At six feet, two inches in height, Woods has one of the most desired qualities for a cornerback -- height. He takes advantage of it as described above, but it also doesn't hurt him in his breaks and changes of direction. While he doesn't sink as low as some others in his initial steps, he covers a great deal of ground and get to the intersection of pass and receiver on a consistent basis. He also uses his hands well when playing press coverage, and shows the ability to replace them and deliver additional pressure when receivers break initial contact.
Woods also shows good reading skills in zone coverage, and has played off the ball in the middle of the field as an extra defensive back. That versatility will definitely help him in his early career at West Virginia.
"West Virginia looked at my film early at Lackawanna and said they liked my ability to cover," Woods said. "They said they needed some corners, and I think I can shut people down."
Woods is so smooth on his backpedal that he doesn't swing his arms. That's a bit of a technique break, where defensive backs are taught to pump their arms to help with the overall backwards motion.
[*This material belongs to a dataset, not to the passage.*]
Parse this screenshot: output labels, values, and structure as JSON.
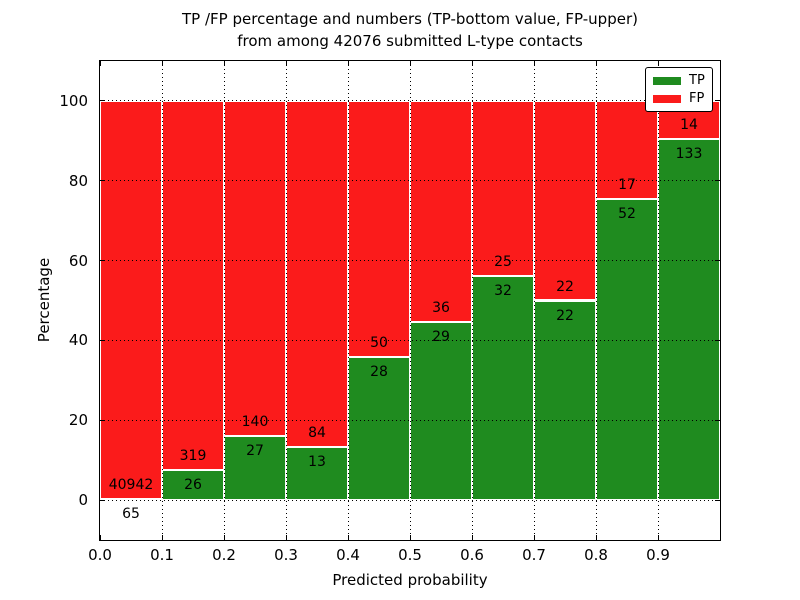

That could be something that he has to add or work on at WVU. He admits that he got by on raw talent early on, but has been working hard on improving his technique in preparation for his 2016 season at Lackawanna and his future at WVU.
Woods isn't a form tackler, as his highlights show more of a grab and hold technique than a classic fire and wrap on receivers. He'll have to improve in this area, as he will face running backs on sweeps and outside runs much more than he did in junior college.
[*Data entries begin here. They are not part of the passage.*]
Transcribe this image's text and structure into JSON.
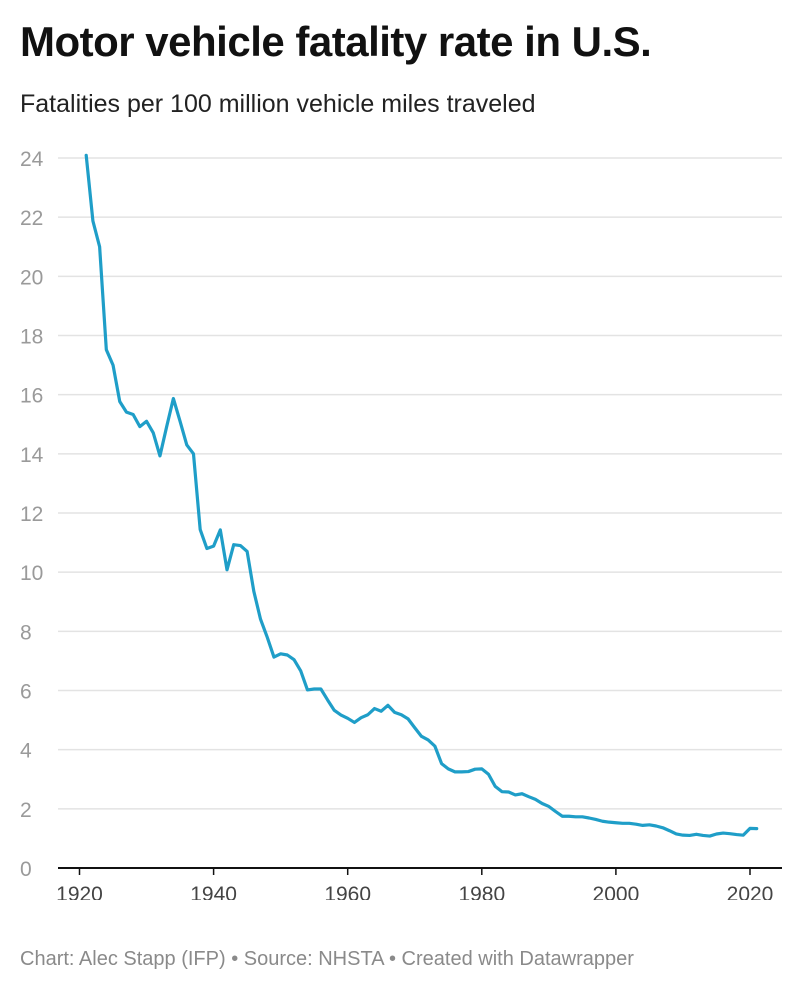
{
  "title": "Motor vehicle fatality rate in U.S.",
  "subtitle": "Fatalities per 100 million vehicle miles traveled",
  "footer": "Chart: Alec Stapp (IFP) • Source: NHSTA • Created with Datawrapper",
  "colors": {
    "line": "#1f9ec8",
    "grid": "#e3e3e3",
    "axis": "#111111",
    "tick_text": "#9a9a9a",
    "x_tick_text": "#444444"
  },
  "chart_data": {
    "type": "line",
    "title": "Motor vehicle fatality rate in U.S.",
    "subtitle": "Fatalities per 100 million vehicle miles traveled",
    "xlabel": "",
    "ylabel": "",
    "xlim": [
      1921,
      2021
    ],
    "ylim": [
      0,
      24
    ],
    "x_ticks": [
      1920,
      1940,
      1960,
      1980,
      2000,
      2020
    ],
    "y_ticks": [
      0,
      2,
      4,
      6,
      8,
      10,
      12,
      14,
      16,
      18,
      20,
      22,
      24
    ],
    "grid": true,
    "legend": "none",
    "series": [
      {
        "x": [
          1921,
          1922,
          1923,
          1924,
          1925,
          1926,
          1927,
          1928,
          1929,
          1930,
          1931,
          1932,
          1933,
          1934,
          1935,
          1936,
          1937,
          1938,
          1939,
          1940,
          1941,
          1942,
          1943,
          1944,
          1945,
          1946,
          1947,
          1948,
          1949,
          1950,
          1951,
          1952,
          1953,
          1954,
          1955,
          1956,
          1957,
          1958,
          1959,
          1960,
          1961,
          1962,
          1963,
          1964,
          1965,
          1966,
          1967,
          1968,
          1969,
          1970,
          1971,
          1972,
          1973,
          1974,
          1975,
          1976,
          1977,
          1978,
          1979,
          1980,
          1981,
          1982,
          1983,
          1984,
          1985,
          1986,
          1987,
          1988,
          1989,
          1990,
          1991,
          1992,
          1993,
          1994,
          1995,
          1996,
          1997,
          1998,
          1999,
          2000,
          2001,
          2002,
          2003,
          2004,
          2005,
          2006,
          2007,
          2008,
          2009,
          2010,
          2011,
          2012,
          2013,
          2014,
          2015,
          2016,
          2017,
          2018,
          2019,
          2020,
          2021
        ],
        "values": [
          24.09,
          21.87,
          21.0,
          17.52,
          17.0,
          15.77,
          15.41,
          15.33,
          14.92,
          15.1,
          14.71,
          13.93,
          14.92,
          15.87,
          15.1,
          14.3,
          14.0,
          11.44,
          10.8,
          10.88,
          11.43,
          10.08,
          10.93,
          10.9,
          10.7,
          9.35,
          8.41,
          7.8,
          7.13,
          7.24,
          7.2,
          7.04,
          6.66,
          6.02,
          6.05,
          6.05,
          5.68,
          5.33,
          5.17,
          5.06,
          4.92,
          5.08,
          5.18,
          5.39,
          5.3,
          5.5,
          5.26,
          5.18,
          5.04,
          4.74,
          4.45,
          4.33,
          4.12,
          3.53,
          3.35,
          3.25,
          3.25,
          3.26,
          3.34,
          3.35,
          3.17,
          2.76,
          2.58,
          2.57,
          2.47,
          2.51,
          2.41,
          2.32,
          2.18,
          2.08,
          1.91,
          1.75,
          1.75,
          1.73,
          1.73,
          1.69,
          1.64,
          1.58,
          1.55,
          1.53,
          1.51,
          1.51,
          1.48,
          1.44,
          1.46,
          1.42,
          1.36,
          1.26,
          1.15,
          1.11,
          1.1,
          1.14,
          1.1,
          1.08,
          1.15,
          1.18,
          1.16,
          1.13,
          1.11,
          1.34,
          1.33
        ]
      }
    ]
  }
}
WVU zeroed in on Woods when he came to Lackawanna after falling short of initial eligibility requirements out of high school. The Mountaineers got a lot of looks at him while recruiting current players Trevon Wesco and Kyzir White, and liked many of the fundamentals they saw from the North Carolina native. Woods also comes with the ability to enroll early (spring semester in 2017). It's rare to find a player with the height and smoothness of motion that Woods has, and while he didn't have huge numbers during his first year at Lackawanna, it's easy to see the building blocks are in place that could make him an excellent defender in Mountaineer backfields of the future.
"Reading the quarterback is a big important part of my game," Woods said. "Looking at steps, the receiver breaking point, his head turn, and things like that. That all helps me with my coverage."